July 6, 2017
Self-driving cars have been the futuristic focus of most automakers in the last few years. With the opportunity to cut down car fatalities while providing transportation options to the elderly and disabled, autonomous technology is goose laying the golden eggs for car companies around the world. But that doesn’t mean they’ve given up on innovation for the sake innovation, which is why they’ve started buying up startups with flying car technology in the wings. And today is no different.
Volvo has just announced that they’ve acquired Terrafugia, a Massachusetts-based startup and perhaps the most well-known flying car company out there. The dollar amount of the deal has yet to be disclosed, but considering the fact that this could notably speed up their flying car projects, you can be sure it was no paltry sum.
For some reason, Geely, Volvo’s parent company, is being questioned on the motivations behind the move. But with flying car technology becoming a more pressing market move and Terrafugia having easily the most promising path to completion in their “Transition” prototype, the decision to acquire this company seems like a bit of a no-brainer.

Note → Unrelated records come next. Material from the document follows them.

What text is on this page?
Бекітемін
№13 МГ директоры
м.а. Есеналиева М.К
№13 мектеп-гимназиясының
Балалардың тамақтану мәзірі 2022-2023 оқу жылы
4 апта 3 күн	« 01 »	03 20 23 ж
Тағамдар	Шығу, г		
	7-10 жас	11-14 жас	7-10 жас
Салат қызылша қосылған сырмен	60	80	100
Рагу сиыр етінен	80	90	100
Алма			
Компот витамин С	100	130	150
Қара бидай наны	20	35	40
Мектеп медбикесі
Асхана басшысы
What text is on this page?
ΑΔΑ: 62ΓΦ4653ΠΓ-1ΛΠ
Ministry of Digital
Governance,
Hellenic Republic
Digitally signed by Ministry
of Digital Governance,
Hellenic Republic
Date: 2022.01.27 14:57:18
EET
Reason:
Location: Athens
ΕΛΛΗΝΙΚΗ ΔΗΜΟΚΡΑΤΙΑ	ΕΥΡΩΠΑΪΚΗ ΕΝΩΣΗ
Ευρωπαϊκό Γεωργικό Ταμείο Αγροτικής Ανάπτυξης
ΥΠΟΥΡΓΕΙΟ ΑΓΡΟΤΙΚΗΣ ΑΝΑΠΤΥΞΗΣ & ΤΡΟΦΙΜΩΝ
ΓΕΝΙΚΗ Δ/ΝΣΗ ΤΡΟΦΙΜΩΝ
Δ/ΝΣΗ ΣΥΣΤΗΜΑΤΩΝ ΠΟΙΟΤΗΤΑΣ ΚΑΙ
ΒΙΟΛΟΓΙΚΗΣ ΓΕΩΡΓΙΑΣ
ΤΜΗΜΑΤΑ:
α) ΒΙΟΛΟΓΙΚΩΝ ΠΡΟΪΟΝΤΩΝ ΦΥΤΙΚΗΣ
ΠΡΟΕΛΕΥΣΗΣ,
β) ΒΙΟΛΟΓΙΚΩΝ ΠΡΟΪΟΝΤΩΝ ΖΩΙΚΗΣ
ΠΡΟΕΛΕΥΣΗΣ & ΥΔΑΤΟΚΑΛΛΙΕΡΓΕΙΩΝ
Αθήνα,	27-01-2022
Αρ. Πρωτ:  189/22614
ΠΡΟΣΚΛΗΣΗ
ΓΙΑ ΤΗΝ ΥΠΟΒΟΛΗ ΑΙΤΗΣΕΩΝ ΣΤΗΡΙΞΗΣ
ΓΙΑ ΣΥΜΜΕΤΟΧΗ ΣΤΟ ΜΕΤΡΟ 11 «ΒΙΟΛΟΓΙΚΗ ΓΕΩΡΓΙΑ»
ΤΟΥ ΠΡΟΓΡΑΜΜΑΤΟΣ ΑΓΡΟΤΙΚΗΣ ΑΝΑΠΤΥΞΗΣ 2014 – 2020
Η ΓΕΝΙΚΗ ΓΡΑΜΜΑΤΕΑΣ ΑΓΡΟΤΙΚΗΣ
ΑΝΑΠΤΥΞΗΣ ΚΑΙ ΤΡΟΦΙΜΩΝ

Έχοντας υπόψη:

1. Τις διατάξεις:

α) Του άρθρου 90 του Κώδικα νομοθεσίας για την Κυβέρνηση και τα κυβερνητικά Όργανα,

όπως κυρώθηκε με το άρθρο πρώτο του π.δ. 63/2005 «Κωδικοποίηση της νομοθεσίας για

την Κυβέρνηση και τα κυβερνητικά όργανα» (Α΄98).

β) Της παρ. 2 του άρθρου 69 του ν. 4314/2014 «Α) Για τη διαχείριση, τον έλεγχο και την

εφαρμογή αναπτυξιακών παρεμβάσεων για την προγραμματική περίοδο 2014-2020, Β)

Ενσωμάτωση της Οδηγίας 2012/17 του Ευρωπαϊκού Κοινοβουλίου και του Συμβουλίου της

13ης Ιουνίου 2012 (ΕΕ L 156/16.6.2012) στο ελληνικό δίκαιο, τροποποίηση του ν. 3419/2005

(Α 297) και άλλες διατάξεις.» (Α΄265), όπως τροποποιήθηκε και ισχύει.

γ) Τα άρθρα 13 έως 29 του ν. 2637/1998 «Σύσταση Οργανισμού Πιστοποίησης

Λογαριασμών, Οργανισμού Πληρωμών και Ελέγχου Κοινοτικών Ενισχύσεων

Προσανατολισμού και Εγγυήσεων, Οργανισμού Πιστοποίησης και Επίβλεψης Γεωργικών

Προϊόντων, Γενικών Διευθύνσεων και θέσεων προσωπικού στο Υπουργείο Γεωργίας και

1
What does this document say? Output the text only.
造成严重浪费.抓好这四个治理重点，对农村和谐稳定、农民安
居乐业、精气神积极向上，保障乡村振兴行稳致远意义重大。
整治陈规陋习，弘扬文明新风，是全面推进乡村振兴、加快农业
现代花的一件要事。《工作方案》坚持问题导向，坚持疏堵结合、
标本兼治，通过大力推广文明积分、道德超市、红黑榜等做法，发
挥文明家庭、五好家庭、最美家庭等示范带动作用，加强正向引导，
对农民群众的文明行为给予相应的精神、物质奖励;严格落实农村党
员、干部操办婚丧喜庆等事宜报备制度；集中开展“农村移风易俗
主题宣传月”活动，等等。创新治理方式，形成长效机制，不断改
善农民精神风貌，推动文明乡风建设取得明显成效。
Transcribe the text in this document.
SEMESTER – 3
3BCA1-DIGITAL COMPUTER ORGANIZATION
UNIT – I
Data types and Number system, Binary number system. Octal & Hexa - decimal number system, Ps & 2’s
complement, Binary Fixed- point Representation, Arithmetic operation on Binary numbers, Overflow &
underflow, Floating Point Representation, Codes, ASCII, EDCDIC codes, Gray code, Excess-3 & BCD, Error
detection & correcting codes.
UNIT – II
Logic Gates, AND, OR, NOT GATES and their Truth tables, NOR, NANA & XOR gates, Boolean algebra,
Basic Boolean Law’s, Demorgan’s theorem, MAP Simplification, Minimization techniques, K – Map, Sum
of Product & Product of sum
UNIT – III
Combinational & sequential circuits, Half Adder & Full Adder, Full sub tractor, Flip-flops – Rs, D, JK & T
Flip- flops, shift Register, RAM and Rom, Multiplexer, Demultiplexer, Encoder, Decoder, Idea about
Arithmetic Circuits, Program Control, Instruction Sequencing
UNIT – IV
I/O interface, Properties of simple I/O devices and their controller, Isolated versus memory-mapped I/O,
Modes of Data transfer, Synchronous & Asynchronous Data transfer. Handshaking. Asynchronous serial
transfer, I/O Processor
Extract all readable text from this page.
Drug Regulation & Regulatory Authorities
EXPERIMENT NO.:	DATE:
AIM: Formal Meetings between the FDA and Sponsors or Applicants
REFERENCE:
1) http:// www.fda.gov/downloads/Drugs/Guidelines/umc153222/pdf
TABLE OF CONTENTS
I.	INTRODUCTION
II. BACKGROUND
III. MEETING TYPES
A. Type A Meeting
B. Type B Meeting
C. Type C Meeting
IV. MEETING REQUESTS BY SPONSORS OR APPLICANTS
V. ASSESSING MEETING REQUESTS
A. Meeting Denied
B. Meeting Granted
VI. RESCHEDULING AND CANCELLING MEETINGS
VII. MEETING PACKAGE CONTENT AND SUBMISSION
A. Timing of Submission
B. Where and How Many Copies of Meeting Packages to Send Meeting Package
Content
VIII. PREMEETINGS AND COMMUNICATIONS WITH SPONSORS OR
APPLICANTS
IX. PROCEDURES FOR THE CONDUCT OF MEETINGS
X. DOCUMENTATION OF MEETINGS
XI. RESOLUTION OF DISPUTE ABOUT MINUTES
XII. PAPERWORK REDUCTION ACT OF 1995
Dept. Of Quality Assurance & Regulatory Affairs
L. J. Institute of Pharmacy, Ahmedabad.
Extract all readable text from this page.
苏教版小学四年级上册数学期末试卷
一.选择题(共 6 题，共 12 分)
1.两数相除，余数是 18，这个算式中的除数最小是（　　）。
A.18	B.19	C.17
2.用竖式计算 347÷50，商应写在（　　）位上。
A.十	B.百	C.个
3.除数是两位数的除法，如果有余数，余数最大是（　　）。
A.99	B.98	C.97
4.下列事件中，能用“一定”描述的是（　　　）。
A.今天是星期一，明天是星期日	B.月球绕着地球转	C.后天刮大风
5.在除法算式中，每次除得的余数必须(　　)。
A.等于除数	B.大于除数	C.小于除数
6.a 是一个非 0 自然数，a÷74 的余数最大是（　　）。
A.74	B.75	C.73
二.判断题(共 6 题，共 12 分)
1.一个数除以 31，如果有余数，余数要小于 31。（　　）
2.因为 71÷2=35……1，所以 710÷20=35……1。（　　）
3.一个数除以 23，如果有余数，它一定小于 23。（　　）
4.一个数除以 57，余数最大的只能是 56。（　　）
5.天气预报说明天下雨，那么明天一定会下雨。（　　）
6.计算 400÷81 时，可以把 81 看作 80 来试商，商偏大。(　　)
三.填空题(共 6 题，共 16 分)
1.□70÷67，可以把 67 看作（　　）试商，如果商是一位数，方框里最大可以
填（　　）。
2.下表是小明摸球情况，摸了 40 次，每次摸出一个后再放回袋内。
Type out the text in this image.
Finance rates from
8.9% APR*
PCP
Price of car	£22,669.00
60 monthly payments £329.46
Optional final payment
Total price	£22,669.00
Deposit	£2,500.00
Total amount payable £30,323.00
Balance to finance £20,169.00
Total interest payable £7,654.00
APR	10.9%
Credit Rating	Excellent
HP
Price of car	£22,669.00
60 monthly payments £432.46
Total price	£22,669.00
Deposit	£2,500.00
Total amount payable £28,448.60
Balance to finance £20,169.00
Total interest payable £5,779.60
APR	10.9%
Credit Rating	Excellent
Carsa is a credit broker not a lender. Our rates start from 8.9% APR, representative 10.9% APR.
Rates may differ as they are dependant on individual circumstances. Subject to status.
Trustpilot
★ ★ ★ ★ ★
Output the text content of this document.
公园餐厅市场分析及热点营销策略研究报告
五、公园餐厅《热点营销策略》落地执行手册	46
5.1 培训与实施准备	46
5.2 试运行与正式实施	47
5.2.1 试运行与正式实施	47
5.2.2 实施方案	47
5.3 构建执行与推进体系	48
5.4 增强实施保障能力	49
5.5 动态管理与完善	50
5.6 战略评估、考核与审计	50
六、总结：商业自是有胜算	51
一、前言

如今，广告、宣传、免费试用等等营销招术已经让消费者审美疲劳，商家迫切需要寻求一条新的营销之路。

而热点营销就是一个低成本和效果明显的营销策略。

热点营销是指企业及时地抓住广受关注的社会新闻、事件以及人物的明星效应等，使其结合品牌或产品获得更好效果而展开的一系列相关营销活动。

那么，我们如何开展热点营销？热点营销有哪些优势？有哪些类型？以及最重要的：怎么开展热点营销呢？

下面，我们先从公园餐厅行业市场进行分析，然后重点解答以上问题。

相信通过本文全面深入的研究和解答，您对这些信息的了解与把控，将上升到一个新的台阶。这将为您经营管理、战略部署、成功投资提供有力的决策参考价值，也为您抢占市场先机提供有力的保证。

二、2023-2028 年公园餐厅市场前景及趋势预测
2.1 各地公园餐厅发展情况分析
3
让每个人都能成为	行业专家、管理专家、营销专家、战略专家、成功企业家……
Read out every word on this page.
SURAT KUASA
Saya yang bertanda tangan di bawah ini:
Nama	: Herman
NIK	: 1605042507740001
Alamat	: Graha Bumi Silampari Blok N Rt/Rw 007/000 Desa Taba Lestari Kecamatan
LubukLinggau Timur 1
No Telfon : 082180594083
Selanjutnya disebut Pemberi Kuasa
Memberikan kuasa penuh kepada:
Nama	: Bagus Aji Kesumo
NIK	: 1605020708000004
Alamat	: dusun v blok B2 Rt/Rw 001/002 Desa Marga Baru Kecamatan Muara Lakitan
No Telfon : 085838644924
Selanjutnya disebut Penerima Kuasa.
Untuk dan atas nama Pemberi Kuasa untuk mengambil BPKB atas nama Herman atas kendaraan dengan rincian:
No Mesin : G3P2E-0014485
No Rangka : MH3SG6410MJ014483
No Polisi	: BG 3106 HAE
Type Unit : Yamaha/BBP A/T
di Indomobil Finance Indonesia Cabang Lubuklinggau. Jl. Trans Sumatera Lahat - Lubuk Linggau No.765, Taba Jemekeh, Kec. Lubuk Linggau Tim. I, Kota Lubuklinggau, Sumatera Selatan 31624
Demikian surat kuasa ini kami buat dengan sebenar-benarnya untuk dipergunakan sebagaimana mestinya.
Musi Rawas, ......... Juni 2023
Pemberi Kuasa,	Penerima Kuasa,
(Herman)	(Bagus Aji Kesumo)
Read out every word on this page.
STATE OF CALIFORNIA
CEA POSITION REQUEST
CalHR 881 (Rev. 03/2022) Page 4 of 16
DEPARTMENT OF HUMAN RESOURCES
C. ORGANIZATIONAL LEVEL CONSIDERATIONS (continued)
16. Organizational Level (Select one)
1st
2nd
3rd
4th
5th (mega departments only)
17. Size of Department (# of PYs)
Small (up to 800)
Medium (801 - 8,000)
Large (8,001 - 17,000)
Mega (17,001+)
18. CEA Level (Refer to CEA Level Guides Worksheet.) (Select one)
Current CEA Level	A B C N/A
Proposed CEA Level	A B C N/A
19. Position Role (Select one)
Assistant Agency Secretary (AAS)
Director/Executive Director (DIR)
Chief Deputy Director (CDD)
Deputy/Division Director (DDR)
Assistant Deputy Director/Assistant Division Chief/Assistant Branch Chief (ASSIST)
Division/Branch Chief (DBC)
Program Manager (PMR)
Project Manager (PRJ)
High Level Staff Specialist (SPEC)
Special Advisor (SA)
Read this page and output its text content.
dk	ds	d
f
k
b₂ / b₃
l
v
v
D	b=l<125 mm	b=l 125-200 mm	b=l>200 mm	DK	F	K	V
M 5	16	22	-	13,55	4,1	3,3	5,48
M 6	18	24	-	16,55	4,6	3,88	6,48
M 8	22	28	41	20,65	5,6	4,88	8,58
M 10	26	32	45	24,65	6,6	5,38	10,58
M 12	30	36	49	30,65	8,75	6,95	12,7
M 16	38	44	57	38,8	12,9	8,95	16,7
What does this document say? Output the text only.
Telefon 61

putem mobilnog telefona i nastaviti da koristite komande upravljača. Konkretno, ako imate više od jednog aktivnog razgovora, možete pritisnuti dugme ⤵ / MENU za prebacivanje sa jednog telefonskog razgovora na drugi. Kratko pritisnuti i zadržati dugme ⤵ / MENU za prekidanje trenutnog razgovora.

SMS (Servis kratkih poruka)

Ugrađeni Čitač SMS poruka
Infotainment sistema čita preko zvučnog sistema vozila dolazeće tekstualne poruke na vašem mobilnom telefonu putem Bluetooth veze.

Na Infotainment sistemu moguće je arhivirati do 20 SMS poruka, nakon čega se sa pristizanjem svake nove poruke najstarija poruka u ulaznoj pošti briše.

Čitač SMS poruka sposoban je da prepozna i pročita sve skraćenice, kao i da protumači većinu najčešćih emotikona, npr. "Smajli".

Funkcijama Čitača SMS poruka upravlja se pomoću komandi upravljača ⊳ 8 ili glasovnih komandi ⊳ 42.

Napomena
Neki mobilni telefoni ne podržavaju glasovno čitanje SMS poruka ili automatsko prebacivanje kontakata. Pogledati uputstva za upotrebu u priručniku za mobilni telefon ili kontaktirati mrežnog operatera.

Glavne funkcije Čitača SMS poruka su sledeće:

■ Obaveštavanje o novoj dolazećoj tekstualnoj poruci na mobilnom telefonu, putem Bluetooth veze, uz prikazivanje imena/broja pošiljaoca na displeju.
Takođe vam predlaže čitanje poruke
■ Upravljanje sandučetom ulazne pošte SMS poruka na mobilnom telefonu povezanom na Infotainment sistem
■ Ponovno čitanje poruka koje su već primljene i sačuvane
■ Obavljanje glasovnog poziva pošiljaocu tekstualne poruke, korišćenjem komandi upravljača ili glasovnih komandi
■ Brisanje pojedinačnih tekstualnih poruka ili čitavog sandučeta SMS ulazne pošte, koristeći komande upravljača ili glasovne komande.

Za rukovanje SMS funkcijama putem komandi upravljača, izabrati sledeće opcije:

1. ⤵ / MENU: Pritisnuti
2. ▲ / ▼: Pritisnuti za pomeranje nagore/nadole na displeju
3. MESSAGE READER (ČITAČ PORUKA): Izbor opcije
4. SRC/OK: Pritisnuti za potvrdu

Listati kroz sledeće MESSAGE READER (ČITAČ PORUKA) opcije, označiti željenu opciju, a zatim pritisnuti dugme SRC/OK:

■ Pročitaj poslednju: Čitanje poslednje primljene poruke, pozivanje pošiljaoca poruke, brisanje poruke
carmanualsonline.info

The real question isn’t whether or not flying cars are cool, it’s whether they’re practical. While the self-driving technology discussion is built on a foundation of convenience and safety, flying cars are understandably shrouded in a fog of safety concerns, roadway problems, and futuristic aspirations based on a cartoon from the early 60s. Plus, when one of the most innovative minds in the world isn’t on your side, it can be hard to get things off the ground.
“There is a challenge with flying cars in that they’ll be quite noisy, the wind force generated will be very high,” said Elon Musk, founder of SpaceX and Tesla. “If something’s flying over your head and there’s a whole bunch of flying cars going all over the place, that is not an anxiety-reducing situation. You’re thinking, ‘Did they service their hubcap, or is it going to come off and guillotine me?’”
While figuring out the bugs of flying cars could take a while, Volvo’s decision to get ahead of the pack could prove lucrative in the future. Because if we’ve learned anything from the evolution of technology in the last few years, it’s that there’s no telling what we could be using to drive in the future.